Track user activity and API usage on AWS and in hybrid and multicloud environments

Benefits

Aggregate and consolidate multisource events

With CloudTrail Lake, you can ingest activity events from AWS and sources outside AWS, including other cloud providers, in-house applications, and SaaS applications running in the cloud or on premises.

Immutably store audit-worthy events

In AWS CloudTrail Lake, you can immutably store audit-worthy events. Easily generate audit reports required by internal policies and external regulations.
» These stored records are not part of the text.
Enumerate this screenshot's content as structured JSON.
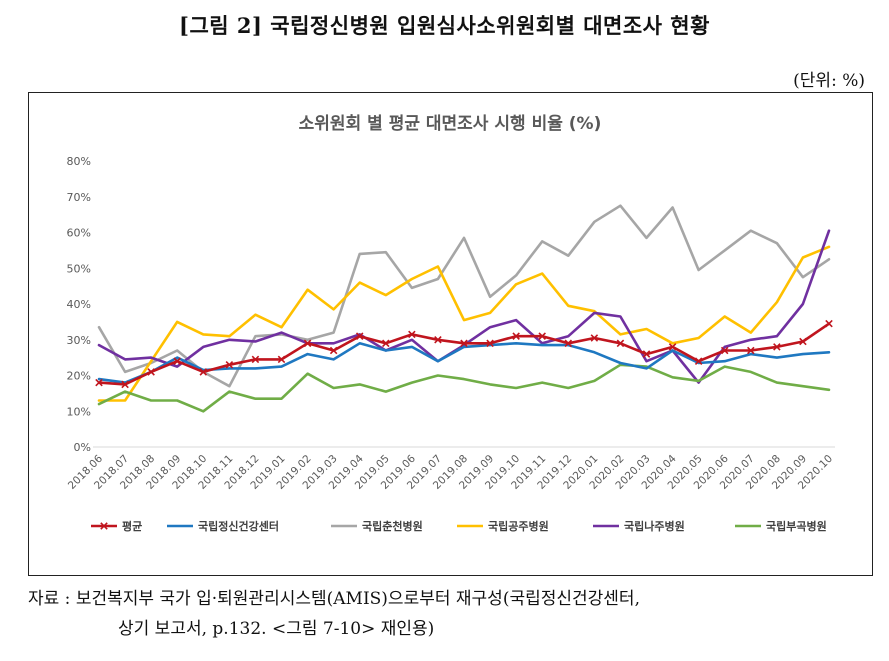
{
  "figure": {
    "title": "[그림 2] 국립정신병원 입원심사소위원회별 대면조사 현황",
    "unit": "(단위: %)",
    "source_line1": "자료 : 보건복지부 국가 입·퇴원관리시스템(AMIS)으로부터 재구성(국립정신건강센터,",
    "source_line2": "상기 보고서, p.132. <그림 7-10> 재인용)"
  },
  "chart_data": {
    "type": "line",
    "title": "소위원회 별 평균 대면조사 시행 비율 (%)",
    "xlabel": "",
    "ylabel": "",
    "ylim": [
      0,
      80
    ],
    "yticks": [
      "0%",
      "10%",
      "20%",
      "30%",
      "40%",
      "50%",
      "60%",
      "70%",
      "80%"
    ],
    "grid": false,
    "legend_position": "bottom",
    "categories": [
      "2018.06",
      "2018.07",
      "2018.08",
      "2018.09",
      "2018.10",
      "2018.11",
      "2018.12",
      "2019.01",
      "2019.02",
      "2019.03",
      "2019.04",
      "2019.05",
      "2019.06",
      "2019.07",
      "2019.08",
      "2019.09",
      "2019.10",
      "2019.11",
      "2019.12",
      "2020.01",
      "2020.02",
      "2020.03",
      "2020.04",
      "2020.05",
      "2020.06",
      "2020.07",
      "2020.08",
      "2020.09",
      "2020.10"
    ],
    "series": [
      {
        "name": "평균",
        "color": "#c0151e",
        "marker": "x",
        "values": [
          18,
          17.5,
          21,
          24,
          21,
          23,
          24.5,
          24.5,
          29,
          27,
          31,
          29,
          31.5,
          30,
          29,
          29,
          31,
          31,
          29,
          30.5,
          29,
          26,
          28,
          24,
          27,
          27,
          28,
          29.5,
          34.5
        ]
      },
      {
        "name": "국립정신건강센터",
        "color": "#1f78c1",
        "marker": "none",
        "values": [
          19,
          18,
          21,
          25,
          21.5,
          22,
          22,
          22.5,
          26,
          24.5,
          29,
          27,
          28,
          24,
          28,
          28.5,
          29,
          28.5,
          28.5,
          26.5,
          23.5,
          22,
          27,
          23.5,
          24,
          26,
          25,
          26,
          26.5
        ]
      },
      {
        "name": "국립춘천병원",
        "color": "#a6a6a6",
        "marker": "none",
        "values": [
          33.5,
          21,
          23.5,
          27,
          21,
          17,
          31,
          31.5,
          30,
          32,
          54,
          54.5,
          44.5,
          47,
          58.5,
          42,
          48,
          57.5,
          53.5,
          63,
          67.5,
          58.5,
          67,
          49.5,
          55,
          60.5,
          57,
          47.5,
          52.5
        ]
      },
      {
        "name": "국립공주병원",
        "color": "#ffc000",
        "marker": "none",
        "values": [
          13,
          13,
          24,
          35,
          31.5,
          31,
          37,
          33.5,
          44,
          38.5,
          46,
          42.5,
          47,
          50.5,
          35.5,
          37.5,
          45.5,
          48.5,
          39.5,
          38,
          31.5,
          33,
          29,
          30.5,
          36.5,
          32,
          40.5,
          53,
          56
        ]
      },
      {
        "name": "국립나주병원",
        "color": "#7030a0",
        "marker": "none",
        "values": [
          28.5,
          24.5,
          25,
          22.5,
          28,
          30,
          29.5,
          32,
          29,
          29,
          31.5,
          27,
          30,
          24,
          28.5,
          33.5,
          35.5,
          29,
          31,
          37.5,
          36.5,
          24,
          27,
          18,
          28,
          30,
          31,
          40,
          60.5
        ]
      },
      {
        "name": "국립부곡병원",
        "color": "#70ad47",
        "marker": "none",
        "values": [
          12,
          15.5,
          13,
          13,
          10,
          15.5,
          13.5,
          13.5,
          20.5,
          16.5,
          17.5,
          15.5,
          18,
          20,
          19,
          17.5,
          16.5,
          18,
          16.5,
          18.5,
          23,
          22.5,
          19.5,
          18.5,
          22.5,
          21,
          18,
          17,
          16
        ]
      }
    ]
  }
}
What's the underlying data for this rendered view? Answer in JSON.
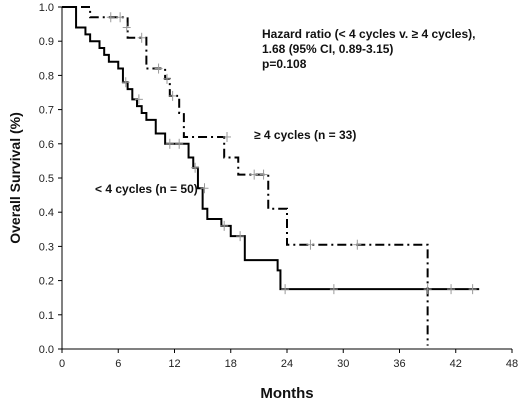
{
  "chart_data": {
    "type": "line",
    "title": "",
    "xlabel": "Months",
    "ylabel": "Overall Survival (%)",
    "xlim": [
      0,
      48
    ],
    "ylim": [
      0,
      1
    ],
    "x_ticks": [
      0,
      6,
      12,
      18,
      24,
      30,
      36,
      42,
      48
    ],
    "y_ticks": [
      0.0,
      0.1,
      0.2,
      0.3,
      0.4,
      0.5,
      0.6,
      0.7,
      0.8,
      0.9,
      1.0
    ],
    "x_tick_labels": [
      "0",
      "6",
      "12",
      "18",
      "24",
      "30",
      "36",
      "42",
      "48"
    ],
    "y_tick_labels": [
      "0.0",
      "0.1",
      "0.2",
      "0.3",
      "0.4",
      "0.5",
      "0.6",
      "0.7",
      "0.8",
      "0.9",
      "1.0"
    ],
    "series": [
      {
        "name": "≥ 4 cycles (n = 33)",
        "line_style": "dash-dot",
        "x": [
          0,
          3,
          5,
          7,
          9,
          11,
          11.5,
          12.5,
          13,
          17.3,
          18.8,
          22,
          24,
          39,
          39
        ],
        "y": [
          1.0,
          0.97,
          0.97,
          0.91,
          0.82,
          0.79,
          0.74,
          0.69,
          0.62,
          0.56,
          0.51,
          0.41,
          0.305,
          0.305,
          0.01
        ],
        "censored": [
          [
            5.2,
            0.97
          ],
          [
            6.2,
            0.97
          ],
          [
            6.9,
            0.94
          ],
          [
            8.5,
            0.91
          ],
          [
            10.3,
            0.82
          ],
          [
            11.2,
            0.79
          ],
          [
            11.8,
            0.74
          ],
          [
            17.6,
            0.62
          ],
          [
            20.5,
            0.51
          ],
          [
            21.5,
            0.51
          ],
          [
            26.5,
            0.305
          ],
          [
            31.5,
            0.305
          ]
        ]
      },
      {
        "name": "< 4 cycles (n = 50)",
        "line_style": "solid",
        "x": [
          0,
          1.5,
          2.5,
          3,
          4,
          4.5,
          5,
          6,
          6.5,
          7,
          7.5,
          8,
          8.5,
          9,
          10,
          11,
          13.5,
          14,
          14.5,
          15,
          15.5,
          17,
          18,
          19.5,
          23,
          23.3,
          44.5
        ],
        "y": [
          1.0,
          0.94,
          0.92,
          0.9,
          0.88,
          0.86,
          0.84,
          0.82,
          0.78,
          0.76,
          0.73,
          0.71,
          0.69,
          0.67,
          0.63,
          0.6,
          0.56,
          0.53,
          0.47,
          0.41,
          0.38,
          0.36,
          0.33,
          0.26,
          0.23,
          0.175,
          0.175
        ],
        "censored": [
          [
            6.8,
            0.78
          ],
          [
            8.2,
            0.73
          ],
          [
            11.5,
            0.6
          ],
          [
            12.5,
            0.6
          ],
          [
            14.2,
            0.53
          ],
          [
            15.2,
            0.47
          ],
          [
            17.3,
            0.36
          ],
          [
            19,
            0.33
          ],
          [
            23.8,
            0.175
          ],
          [
            29,
            0.175
          ],
          [
            39,
            0.175
          ],
          [
            41.5,
            0.175
          ],
          [
            43.8,
            0.175
          ]
        ]
      }
    ],
    "annotations": {
      "hazard_line1": "Hazard ratio (< 4 cycles v. ≥ 4 cycles),",
      "hazard_line2": "1.68 (95% CI, 0.89-3.15)",
      "hazard_line3": "p=0.108"
    },
    "grid": false,
    "legend": "none"
  }
}
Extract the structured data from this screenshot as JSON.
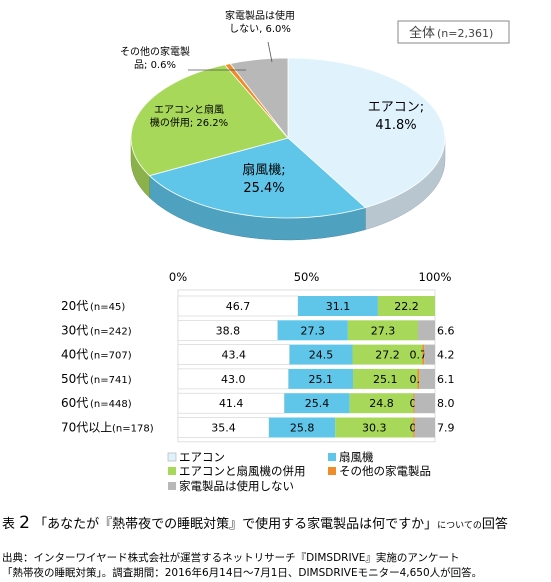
{
  "chart_data": [
    {
      "type": "pie",
      "badge_label": "全体",
      "badge_n": "(n=2,361)",
      "slices": [
        {
          "label_lines": [
            "エアコン;",
            "41.8%"
          ],
          "value": 41.8,
          "color": "#e0f3fd"
        },
        {
          "label_lines": [
            "扇風機;",
            "25.4%"
          ],
          "value": 25.4,
          "color": "#5fc6ea"
        },
        {
          "label_lines": [
            "エアコンと扇風",
            "機の併用; 26.2%"
          ],
          "value": 26.2,
          "color": "#a8d85a"
        },
        {
          "label_lines": [
            "その他の家電製",
            "品; 0.6%"
          ],
          "value": 0.6,
          "color": "#f08c2a"
        },
        {
          "label_lines": [
            "家電製品は使用",
            "しない, 6.0%"
          ],
          "value": 6.0,
          "color": "#b8b8b8"
        }
      ]
    },
    {
      "type": "bar",
      "orientation": "horizontal",
      "stacked": true,
      "xlim": [
        0,
        100
      ],
      "xticks": [
        "0%",
        "50%",
        "100%"
      ],
      "categories": [
        {
          "label": "20代",
          "n": "(n=45)"
        },
        {
          "label": "30代",
          "n": "(n=242)"
        },
        {
          "label": "40代",
          "n": "(n=707)"
        },
        {
          "label": "50代",
          "n": "(n=741)"
        },
        {
          "label": "60代",
          "n": "(n=448)"
        },
        {
          "label": "70代以上",
          "n": "(n=178)"
        }
      ],
      "series": [
        {
          "name": "エアコン",
          "color": "#ffffff",
          "values": [
            46.7,
            38.8,
            43.4,
            43.0,
            41.4,
            35.4
          ],
          "labels": [
            "46.7",
            "38.8",
            "43.4",
            "43.0",
            "41.4",
            "35.4"
          ]
        },
        {
          "name": "扇風機",
          "color": "#5fc6ea",
          "values": [
            31.1,
            27.3,
            24.5,
            25.1,
            25.4,
            25.8
          ],
          "labels": [
            "31.1",
            "27.3",
            "24.5",
            "25.1",
            "25.4",
            "25.8"
          ]
        },
        {
          "name": "エアコンと扇風機の併用",
          "color": "#a8d85a",
          "values": [
            22.2,
            27.3,
            27.2,
            25.1,
            24.8,
            30.3
          ],
          "labels": [
            "22.2",
            "27.3",
            "27.2",
            "25.1",
            "24.8",
            "30.3"
          ]
        },
        {
          "name": "その他の家電製品",
          "color": "#f08c2a",
          "values": [
            0,
            0,
            0.7,
            0.7,
            0.4,
            0.6
          ],
          "labels": [
            "",
            "",
            "0.7",
            "0.7",
            "0.4",
            "0.6"
          ]
        },
        {
          "name": "家電製品は使用しない",
          "color": "#b8b8b8",
          "values": [
            0,
            6.6,
            4.2,
            6.1,
            8.0,
            7.9
          ],
          "labels": [
            "",
            "6.6",
            "4.2",
            "6.1",
            "8.0",
            "7.9"
          ]
        }
      ]
    }
  ],
  "caption": {
    "prefix": "表",
    "number": "2",
    "main": "「あなたが『熱帯夜での睡眠対策』で使用する家電製品は何ですか」",
    "small": "についての",
    "tail": "回答"
  },
  "source": {
    "line1": "出典：インターワイヤード株式会社が運営するネットリサーチ『DIMSDRIVE』実施のアンケート",
    "line2": "「熱帯夜の睡眠対策」。調査期間：2016年6月14日～7月1日、DIMSDRIVEモニター4,650人が回答。"
  }
}
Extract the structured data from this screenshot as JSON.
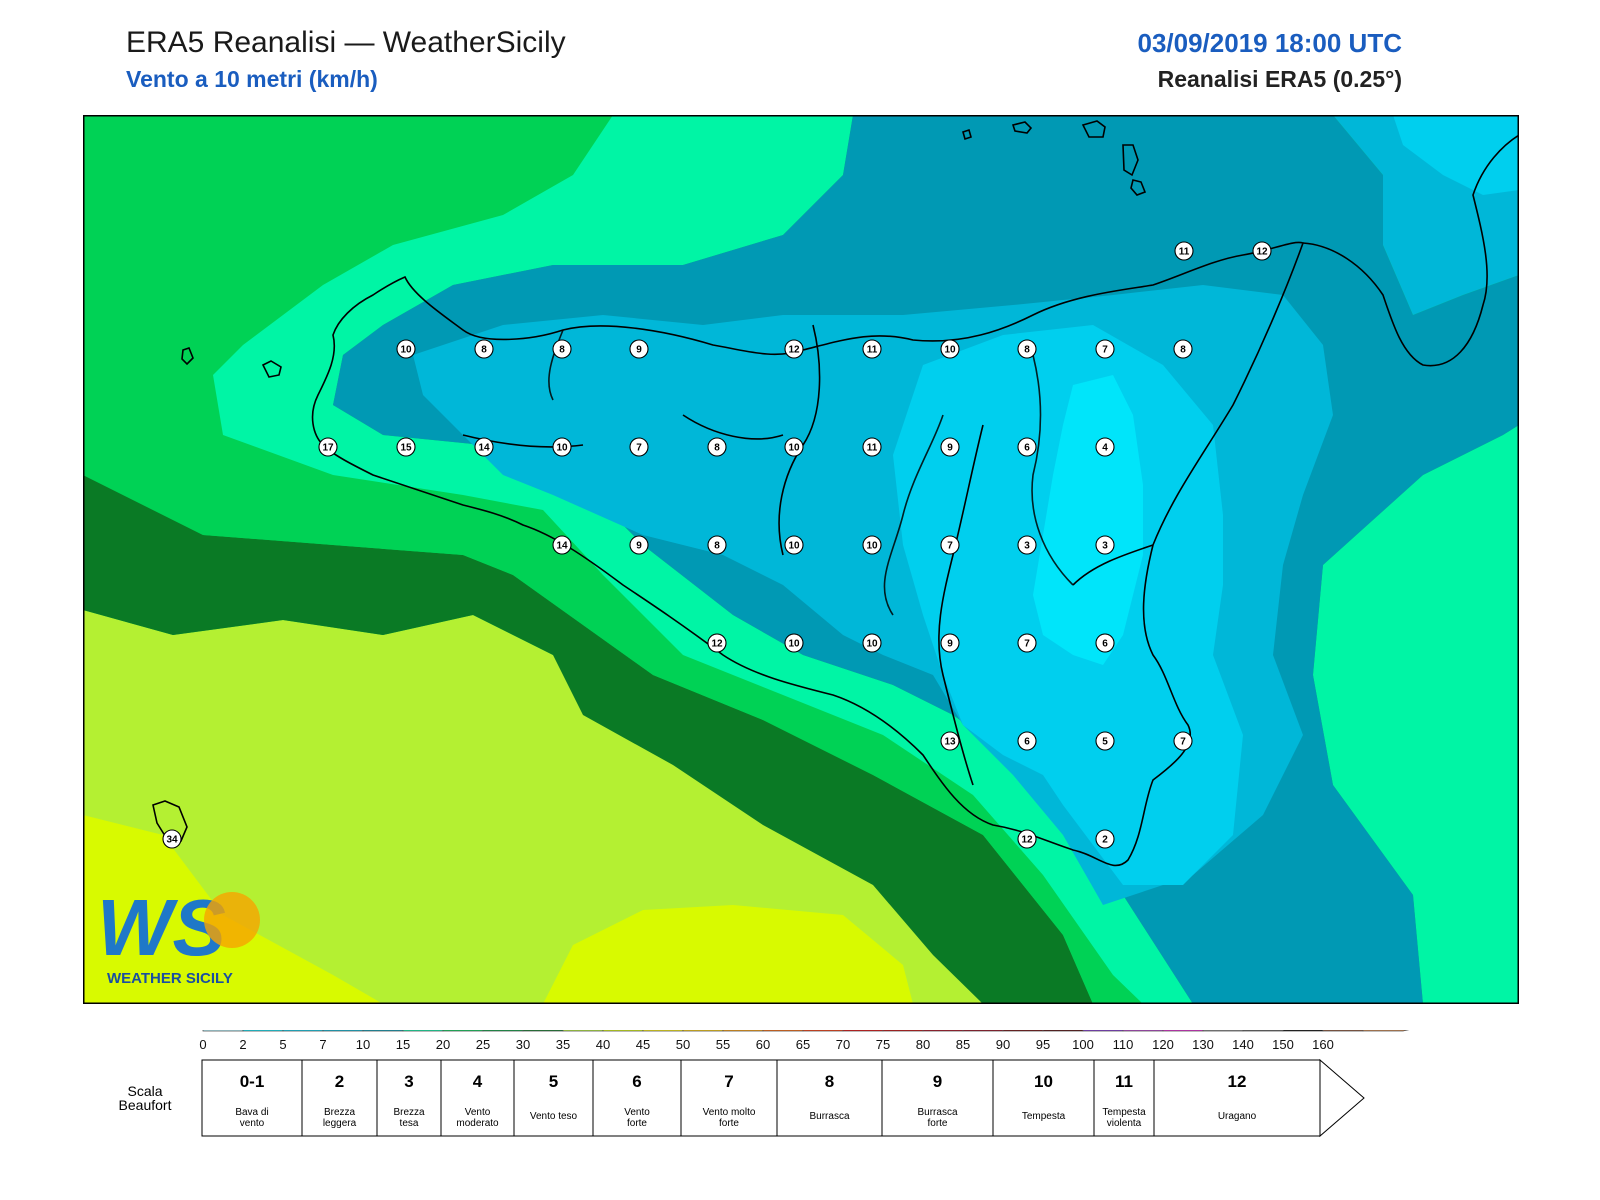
{
  "header": {
    "title": "ERA5 Reanalisi — WeatherSicily",
    "subtitle": "Vento a 10 metri (km/h)",
    "datetime": "03/09/2019 18:00 UTC",
    "source": "Reanalisi ERA5 (0.25°)"
  },
  "logo": {
    "letters": "WS",
    "text": "WEATHER SICILY"
  },
  "station_values": [
    {
      "v": "11"
    },
    {
      "v": "12"
    },
    {
      "v": "10"
    },
    {
      "v": "8"
    },
    {
      "v": "8"
    },
    {
      "v": "9"
    },
    {
      "v": "12"
    },
    {
      "v": "11"
    },
    {
      "v": "10"
    },
    {
      "v": "8"
    },
    {
      "v": "7"
    },
    {
      "v": "8"
    },
    {
      "v": "17"
    },
    {
      "v": "15"
    },
    {
      "v": "14"
    },
    {
      "v": "10"
    },
    {
      "v": "7"
    },
    {
      "v": "8"
    },
    {
      "v": "10"
    },
    {
      "v": "11"
    },
    {
      "v": "9"
    },
    {
      "v": "6"
    },
    {
      "v": "4"
    },
    {
      "v": "14"
    },
    {
      "v": "9"
    },
    {
      "v": "8"
    },
    {
      "v": "10"
    },
    {
      "v": "10"
    },
    {
      "v": "7"
    },
    {
      "v": "3"
    },
    {
      "v": "3"
    },
    {
      "v": "12"
    },
    {
      "v": "10"
    },
    {
      "v": "10"
    },
    {
      "v": "9"
    },
    {
      "v": "7"
    },
    {
      "v": "6"
    },
    {
      "v": "13"
    },
    {
      "v": "6"
    },
    {
      "v": "5"
    },
    {
      "v": "7"
    },
    {
      "v": "12"
    },
    {
      "v": "2"
    },
    {
      "v": "34"
    }
  ],
  "colorbar": {
    "ticks": [
      "0",
      "2",
      "5",
      "7",
      "10",
      "15",
      "20",
      "25",
      "30",
      "35",
      "40",
      "45",
      "50",
      "55",
      "60",
      "65",
      "70",
      "75",
      "80",
      "85",
      "90",
      "95",
      "100",
      "110",
      "120",
      "130",
      "140",
      "150",
      "160"
    ],
    "colors": [
      "#b4f0fa",
      "#00e5fa",
      "#00cfee",
      "#00b7d8",
      "#0099b4",
      "#00f5a5",
      "#00d255",
      "#00a03c",
      "#0a7a25",
      "#b4f032",
      "#d8fa00",
      "#fff000",
      "#ffcd00",
      "#ff9b00",
      "#ff6400",
      "#ff3200",
      "#e60000",
      "#c80000",
      "#aa0014",
      "#960014",
      "#6e0000",
      "#500000",
      "#7d30d2",
      "#b43cc8",
      "#e61ed2",
      "#808080",
      "#5a5a5a",
      "#000000",
      "#8c5032",
      "#c8824b"
    ]
  },
  "beaufort": {
    "label_line1": "Scala",
    "label_line2": "Beaufort",
    "cells": [
      {
        "num": "0-1",
        "l1": "Bava di",
        "l2": "vento"
      },
      {
        "num": "2",
        "l1": "Brezza",
        "l2": "leggera"
      },
      {
        "num": "3",
        "l1": "Brezza",
        "l2": "tesa"
      },
      {
        "num": "4",
        "l1": "Vento",
        "l2": "moderato"
      },
      {
        "num": "5",
        "l1": "Vento teso",
        "l2": ""
      },
      {
        "num": "6",
        "l1": "Vento",
        "l2": "forte"
      },
      {
        "num": "7",
        "l1": "Vento molto",
        "l2": "forte"
      },
      {
        "num": "8",
        "l1": "Burrasca",
        "l2": ""
      },
      {
        "num": "9",
        "l1": "Burrasca",
        "l2": "forte"
      },
      {
        "num": "10",
        "l1": "Tempesta",
        "l2": ""
      },
      {
        "num": "11",
        "l1": "Tempesta",
        "l2": "violenta"
      },
      {
        "num": "12",
        "l1": "Uragano",
        "l2": ""
      }
    ]
  }
}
Derive insights and analyze unusual activity

Detect unauthorized access and analyze activity logs using Amazon Athena or with SQL-based queries, now even easier with natural language query generation, powered using generative AI, for users with less expertise in writing SQL queries. Respond with rules-based EventBridge alerts and automated workflows.

Why CloudTrail?

AWS CloudTrail is a service that enables governance, compliance, operational auditing, and auditing of your AWS account.

Use cases

Compliance & auditing

Protect your organization from penalties using CloudTrail logs to prove compliance with regulations such as SOC, PCI, and HIPAA.

Security

Improve your security posture by recording user and API activity in your AWS accounts. You can also enhance your data perimeter with network activity events for VPC endpoints. 

Operations

Answer operational questions, facilitate debugging, and investigate issues using SQL-based queries, natural language query generation, or Amazon Athena. Summarize query results by turning on the AI-powered query result summarization feature (in preview), further streamlining your investigations. Visualize trends with dashboards in CloudTrail Lake.